HEPTAPOD: Orchestrating High Energy Physics Workflows Towards Autonomous Agency
Tony Menzo, Alexander Roman, Sergei Gleyzer, Konstantin Matchev, George T. Fleming, Stefan Höche, Stephen Mrenna, Prasanth Shyamsundar
TL;DR
This work addresses the challenge of coordinating complex, multi-stage high-energy physics workflows with agentic large language models. It introduces HEPTAPOD, a framework that integrates LLMs with schema-validated tools, a line-delimited event format (evtjsonl), and run-card–driven orchestration to enable transparent, human-in-the-loop planning and execution. The authors demonstrate a representative BSM leptoquark Monte Carlo validation pipeline—spanning model generation, event generation, showering, and analysis—to show reproducibility, provenance, and robust recovery across stages. The results illustrate how an agent-guided, auditable workflow can coordinate heterogeneous software (FeynRules, MadGraph, Pythia, jet clustering, and resonance reconstruction) while preserving human oversight, with clear paths for future expansion to more domains, automated configuration synthesis, and higher degrees of autonomy.
Abstract
Many workflows in high-energy-physics (HEP) stand to benefit from recent advances in transformer-based large language models (LLMs). While early applications of LLMs focused on text generation and code completion, modern LLMs now support orchestrated agency: the coordinated execution of complex, multi-step tasks through tool use, structured context, and iterative reasoning. We introduce the HEP Toolkit for Agentic Planning, Orchestration, and Deployment (HEPTAPOD), an orchestration framework designed to bring this emerging paradigm to HEP pipelines.

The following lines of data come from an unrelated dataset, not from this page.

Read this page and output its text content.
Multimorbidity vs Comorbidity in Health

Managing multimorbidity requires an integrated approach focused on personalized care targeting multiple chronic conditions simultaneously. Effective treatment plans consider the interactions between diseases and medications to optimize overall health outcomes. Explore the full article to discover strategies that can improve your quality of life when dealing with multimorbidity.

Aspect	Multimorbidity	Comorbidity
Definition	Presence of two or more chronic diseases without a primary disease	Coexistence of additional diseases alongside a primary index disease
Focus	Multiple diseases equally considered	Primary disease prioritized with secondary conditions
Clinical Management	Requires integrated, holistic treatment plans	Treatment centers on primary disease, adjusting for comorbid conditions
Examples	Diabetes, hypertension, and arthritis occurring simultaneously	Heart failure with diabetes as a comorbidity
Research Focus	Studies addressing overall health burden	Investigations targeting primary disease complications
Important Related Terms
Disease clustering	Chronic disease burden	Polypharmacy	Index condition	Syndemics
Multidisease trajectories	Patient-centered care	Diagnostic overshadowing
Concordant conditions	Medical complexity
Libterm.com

The framework enables LLMs to interface with domain-specific tools, construct and manage simulation workflows, and assist in common utility and data analysis tasks through schema-validated operations and run-card-driven configuration. To demonstrate these capabilities, we consider a representative Beyond the Standard Model (BSM) Monte Carlo validation pipeline that spans model generation, event simulation, and downstream analysis within a unified, reproducible workflow. HEPTAPOD provides a structured and auditable layer between human researchers, LLMs, and computational infrastructure, establishing a foundation for transparent, human-in-the-loop systems.